Dalam diktum SK Menteri LHK tentang pencabutan izin konsesi PT RSU, Menteri LHK Siti Nurbaya memang memberikan penugasan kepada Gubernur Riau untuk melakukan perlindungan terhadap areal hutan eks PT RSU sampai ada penetapan lebih lanjut.
Tapi, tidak dijelaskan secara detil bentuk-bentuk perlindungan hutan yang harus dilakukan.
Gubernur Riau juga ditugaskan mengurus serta mengawasi barang-barang tidak bergerak yang terdapat di dalam areal eks HTI PT RSU.
Berdasarkan ketentuan, aset dan barang-barang tersebut menjadi milik pemerintah tanpa ganti rugi.
Sedangkan terhadap barang-barang bergerak digunakan sebagai jaminan, apabila masih ada tunggakan atau kewajiban lain yang belum dilunasi PT RSU kepada pemerintah.
Tapi tampaknya, penugasan Menteri LHK kepada Gubernur Riau itu tidak berjalan semestinya. Gubernur Riau ibaratnya disuruh Menteri bertempur, tanpa dilengkapi persenjataan yang memadai.
Banyak tumpukan masalah, secara khusus di sektor kehutanan yang harus diurus oleh Gubernur Riau melalui Dinas LHK. Dari segi SDM dan kemampuan anggaran daerah juga terbatas. Masalah justru dilimpahkan ke pemerintah daerah.
Kini, lahan eks konsesi PT RSU ibarat bara panas. Sekali memegang, maka harus berhadapan dengan banyak kepentingan, aktor-aktor penguasa yang suka memburu lahan.
Kementerian LHK seharusnya tak mendelegasikan kewenangannya begitu saja ke Gubernur Riau.
Kementerian Kehutanan semestinya turun langsung mengatasi persoalan tersebut, khususnya memulihkan dan mengembalikan areal hutan itu kepada negara.
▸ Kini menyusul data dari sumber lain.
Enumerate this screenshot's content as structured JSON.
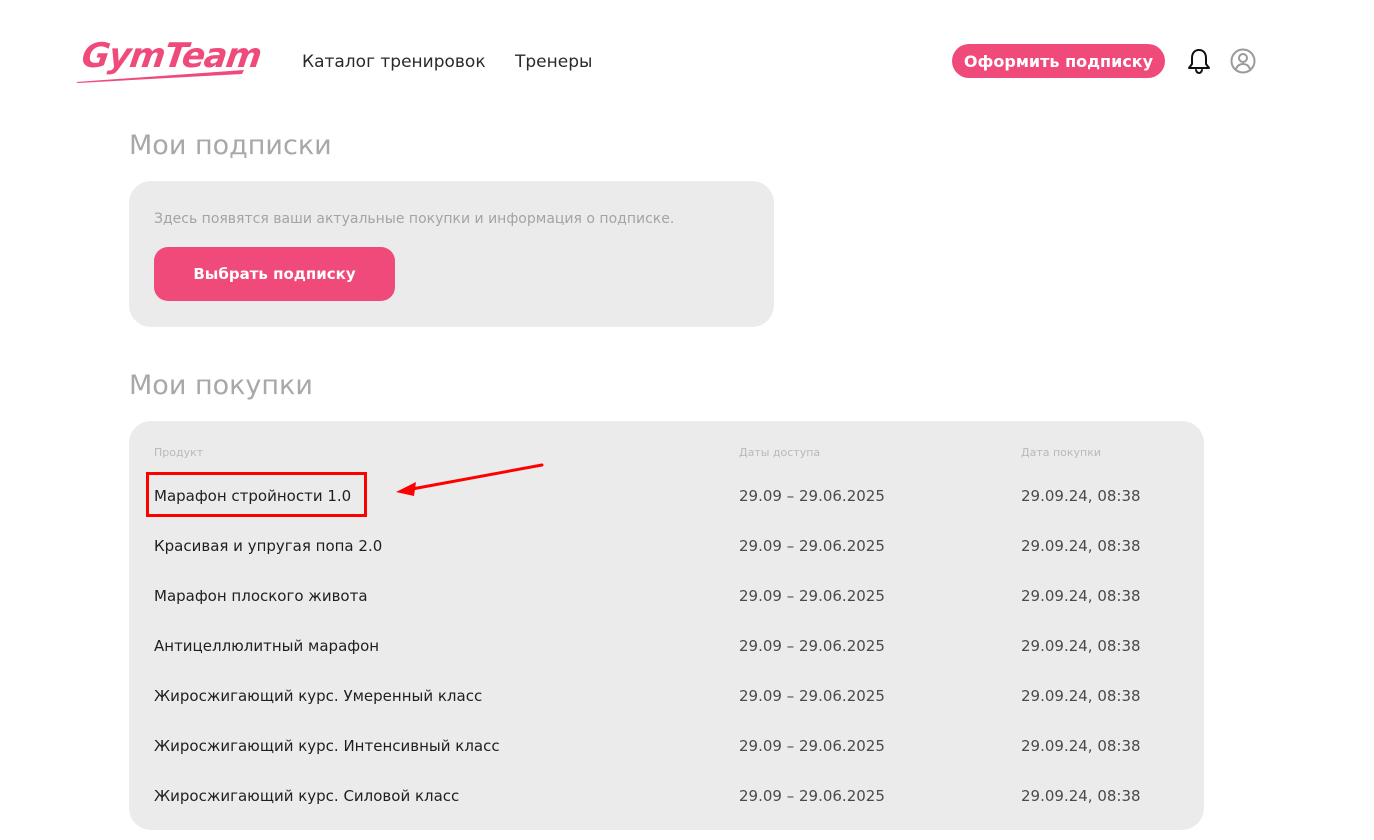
{
  "header": {
    "logo_text": "GymTeam",
    "nav": {
      "catalog": "Каталог тренировок",
      "trainers": "Тренеры"
    },
    "subscribe_label": "Оформить подписку",
    "icons": {
      "bell": "bell-icon",
      "profile": "user-circle-icon"
    }
  },
  "subscriptions": {
    "title": "Мои подписки",
    "info": "Здесь появятся ваши актуальные покупки и информация о подписке.",
    "choose_label": "Выбрать подписку"
  },
  "purchases": {
    "title": "Мои покупки",
    "columns": {
      "product": "Продукт",
      "access": "Даты доступа",
      "date": "Дата покупки"
    },
    "rows": [
      {
        "product": "Марафон стройности 1.0",
        "access": "29.09 – 29.06.2025",
        "date": "29.09.24, 08:38"
      },
      {
        "product": "Красивая и упругая попа 2.0",
        "access": "29.09 – 29.06.2025",
        "date": "29.09.24, 08:38"
      },
      {
        "product": "Марафон плоского живота",
        "access": "29.09 – 29.06.2025",
        "date": "29.09.24, 08:38"
      },
      {
        "product": "Антицеллюлитный марафон",
        "access": "29.09 – 29.06.2025",
        "date": "29.09.24, 08:38"
      },
      {
        "product": "Жиросжигающий курс. Умеренный класс",
        "access": "29.09 – 29.06.2025",
        "date": "29.09.24, 08:38"
      },
      {
        "product": "Жиросжигающий курс. Интенсивный класс",
        "access": "29.09 – 29.06.2025",
        "date": "29.09.24, 08:38"
      },
      {
        "product": "Жиросжигающий курс. Силовой класс",
        "access": "29.09 – 29.06.2025",
        "date": "29.09.24, 08:38"
      }
    ]
  },
  "colors": {
    "accent": "#ef4a7a",
    "card_bg": "#ebebeb",
    "annotation": "#ff0000"
  }
}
Larshen berharap Satgas PKH turun tangan soal lahan konsesi milik RSU ini.
"Mereka diyakini bisa membereskan masalah di lahan eks konsesi PT RSU."
"Tanpa menunggu waktu, Satgas PKH harusnya segera turun tangan melakukan penerbitan," kata Larshen.
"Satgas PKH harus segera memetakan aktor-aktor yang bermain di lahan eks konsesi PT RSU. Dengan gebrakan nyata yang sudah dilakukan Satgas PKH selama ini, diyakini masalah tersebut bisa diurai bak sudah seperti benang kusut," sebutnya.
Atau mungkin, kata Larshen Yunus lagi, langkah radikal yang bisa dilakukan pemerintah dengan menjadikan seluruh areal eks konsesi PT RSU sebagai objek perhutanan sosial (PS) secara cermat, ketimbang lahan tersebut kini dikuasai entah oleh siapa, untuk siapa yang layaknya seperti antah barantah. Gak jelas. (*)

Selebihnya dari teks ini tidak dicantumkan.